In one third of the DNA matches processed on January 7, 2016, the Convicted Offender's DNA was found in the NDDB because he or she had already been convicted of committing a secondary designated offence, such as impaired driving or common assault. This demonstrates how important it is to obtain DNA collection orders whenever possible for secondary offence convictions. In other words, DNA collected for non-violent criminal convictions often helps solve more serious, violent crimes later on.
While the DNA profiles processed on January 7, 2016 provided assistance on many property crime investigations, just over half the files processed that day helped with the investigation of violent crimes such as murder, sexual assault and assault with a weapon. One of these files was a violent rape that occurred in the early morning hours on New Year's Day, 2016, in Newmarket, Ontario.

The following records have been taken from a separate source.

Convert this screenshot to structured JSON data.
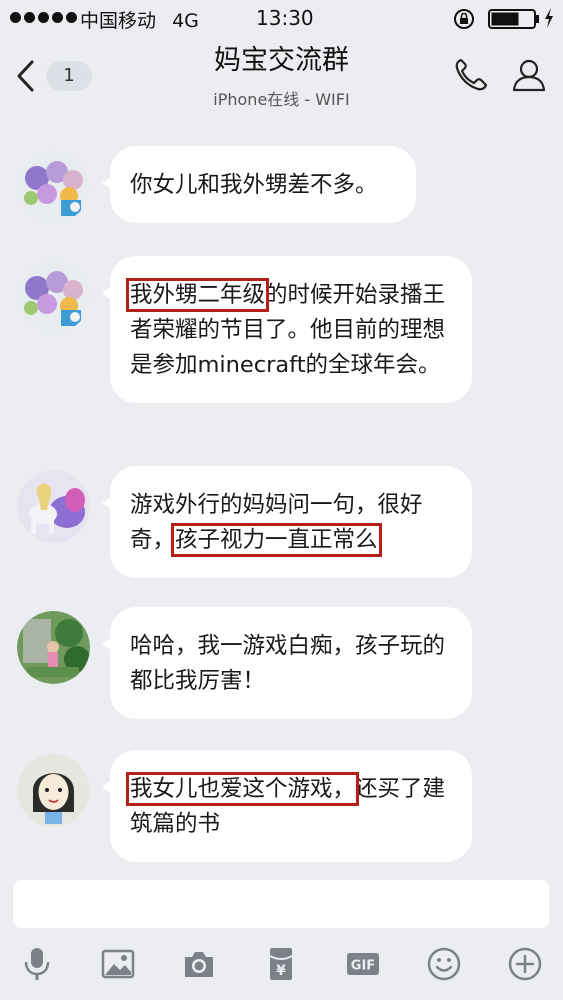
{
  "status_bar": {
    "carrier": "中国移动",
    "network": "4G",
    "time": "13:30"
  },
  "nav": {
    "back_badge": "1",
    "title": "妈宝交流群",
    "subtitle": "iPhone在线 - WIFI"
  },
  "colors": {
    "background": "#ecedf1",
    "bubble": "#ffffff",
    "highlight_box": "#b3211a"
  },
  "messages": [
    {
      "avatar_icon": "flower-bouquet-avatar",
      "segments": [
        {
          "text": "你女儿和我外甥差不多。",
          "highlight": false
        }
      ]
    },
    {
      "avatar_icon": "flower-bouquet-avatar",
      "segments": [
        {
          "text": "我外甥二年级",
          "highlight": true
        },
        {
          "text": "的时候开始录播王者荣耀的节目了。他目前的理想是参加minecraft的全球年会。",
          "highlight": false
        }
      ]
    },
    {
      "avatar_icon": "fantasy-unicorn-avatar",
      "segments": [
        {
          "text": "游戏外行的妈妈问一句，很好奇，",
          "highlight": false
        },
        {
          "text": "孩子视力一直正常么",
          "highlight": true
        }
      ]
    },
    {
      "avatar_icon": "garden-photo-avatar",
      "segments": [
        {
          "text": "哈哈，我一游戏白痴，孩子玩的都比我厉害！",
          "highlight": false
        }
      ]
    },
    {
      "avatar_icon": "girl-drawing-avatar",
      "segments": [
        {
          "text": "我女儿也爱这个游戏，",
          "highlight": true
        },
        {
          "text": "还买了建筑篇的书",
          "highlight": false
        }
      ]
    }
  ],
  "input": {
    "placeholder": "",
    "value": ""
  },
  "toolbar": {
    "items": [
      "mic-icon",
      "image-icon",
      "camera-icon",
      "red-packet-icon",
      "gif-icon",
      "emoji-icon",
      "plus-icon"
    ],
    "gif_label": "GIF",
    "red_packet_symbol": "¥"
  }
}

DNA evidence leads to a dangerous offender being arrested and charged quickly, possibly preventing subsequent assaults
On January 1, 2016, in Newmarket, Ontario, a young woman was attacked while walking home along a pathway at 3am. A man who had been following her knocked her to the ground and dragged her down an embankment where he sexually assaulted her causing internal injuries. The victim managed to escape when the attack was interrupted by a passerby. She ran to a nearby street, half naked and bleeding, and flagged down a vehicle for help. A sexual assault examination was performed in the hospital and samples were collected for DNA analysis. The DNA was vital to this investigation because her attacker's face had been partially obscured by clothing so the victim could not identify him. Due to the violent nature of the attack and the risk to public safety, the crime scene DNA analysis was prioritized. It was processed quickly by the Center of Forensic Sciences (CFS) and added to the NDDB's Crime Scene Index, then cross-referenced with the Convicted Offenders Index. It produced an immediate match. The assailant was identified as 37-year-old Kevin Wyatt. His DNA profile had been entered into the NDDB in 2005 when he was convicted of assault, a secondary designated offence. On January 8, 2016, just one week after he committed the Newmarket sexual assault, Wyatt was identified, arrested and charged. On January 9, 2017, he pled guilty to sexual assault.

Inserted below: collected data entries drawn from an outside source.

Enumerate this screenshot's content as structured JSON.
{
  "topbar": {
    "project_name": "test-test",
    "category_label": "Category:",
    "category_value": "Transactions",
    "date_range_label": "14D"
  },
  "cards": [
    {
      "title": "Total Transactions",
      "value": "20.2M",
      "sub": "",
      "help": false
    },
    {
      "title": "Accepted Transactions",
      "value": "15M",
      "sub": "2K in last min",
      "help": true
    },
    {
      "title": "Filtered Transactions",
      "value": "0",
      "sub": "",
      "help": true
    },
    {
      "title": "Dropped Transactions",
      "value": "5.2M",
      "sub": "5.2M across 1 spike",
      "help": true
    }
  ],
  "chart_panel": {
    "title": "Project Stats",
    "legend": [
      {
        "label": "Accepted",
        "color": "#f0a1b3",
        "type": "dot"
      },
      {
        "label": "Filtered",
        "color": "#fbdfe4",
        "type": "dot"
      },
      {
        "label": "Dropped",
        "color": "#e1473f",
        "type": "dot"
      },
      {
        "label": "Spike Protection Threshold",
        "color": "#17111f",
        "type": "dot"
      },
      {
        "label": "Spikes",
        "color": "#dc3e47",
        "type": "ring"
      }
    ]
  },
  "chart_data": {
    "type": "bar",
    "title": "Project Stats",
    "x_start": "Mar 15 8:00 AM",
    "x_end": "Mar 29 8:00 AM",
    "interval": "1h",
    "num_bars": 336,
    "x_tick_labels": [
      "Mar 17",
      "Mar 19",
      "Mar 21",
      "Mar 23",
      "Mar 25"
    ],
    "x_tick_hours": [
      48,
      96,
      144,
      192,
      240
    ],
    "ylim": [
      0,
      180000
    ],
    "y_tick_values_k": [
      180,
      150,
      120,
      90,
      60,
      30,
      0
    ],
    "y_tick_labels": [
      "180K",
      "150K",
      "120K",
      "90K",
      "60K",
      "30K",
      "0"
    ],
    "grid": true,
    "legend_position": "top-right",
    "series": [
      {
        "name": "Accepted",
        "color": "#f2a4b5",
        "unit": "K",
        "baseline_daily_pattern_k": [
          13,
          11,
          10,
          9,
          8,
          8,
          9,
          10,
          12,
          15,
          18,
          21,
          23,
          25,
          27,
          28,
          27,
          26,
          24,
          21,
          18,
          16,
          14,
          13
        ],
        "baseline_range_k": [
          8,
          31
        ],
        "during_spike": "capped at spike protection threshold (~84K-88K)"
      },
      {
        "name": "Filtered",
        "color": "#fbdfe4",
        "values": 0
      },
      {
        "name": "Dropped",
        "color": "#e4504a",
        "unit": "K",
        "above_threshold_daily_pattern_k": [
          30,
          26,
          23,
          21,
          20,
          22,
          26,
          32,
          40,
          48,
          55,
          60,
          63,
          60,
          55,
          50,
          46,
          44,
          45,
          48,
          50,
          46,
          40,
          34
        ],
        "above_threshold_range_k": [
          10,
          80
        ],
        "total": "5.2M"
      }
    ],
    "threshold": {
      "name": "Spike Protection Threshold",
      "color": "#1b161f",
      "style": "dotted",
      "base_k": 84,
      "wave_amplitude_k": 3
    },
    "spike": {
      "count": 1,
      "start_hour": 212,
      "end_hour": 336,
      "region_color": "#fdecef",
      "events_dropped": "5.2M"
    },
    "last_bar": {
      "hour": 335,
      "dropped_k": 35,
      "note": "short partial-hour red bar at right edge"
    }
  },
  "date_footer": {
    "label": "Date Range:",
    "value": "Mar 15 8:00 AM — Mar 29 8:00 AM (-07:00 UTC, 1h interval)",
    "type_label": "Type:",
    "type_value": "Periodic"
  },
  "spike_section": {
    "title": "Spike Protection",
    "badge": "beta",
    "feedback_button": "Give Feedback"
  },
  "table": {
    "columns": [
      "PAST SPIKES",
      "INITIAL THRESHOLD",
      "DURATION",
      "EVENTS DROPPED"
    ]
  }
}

This case involved a large number of tips from the public, none of which initially led investigators in the direction of the accused. In just over a week's time, thanks to the CFS and the NDDB, we had quickly identified and arrested the individual responsible for this violent rape. The rapid turnaround time of the NDDB hit may have safeguarded future individuals from becoming victims. The value of the NDDB to criminal investigators is unparalleled.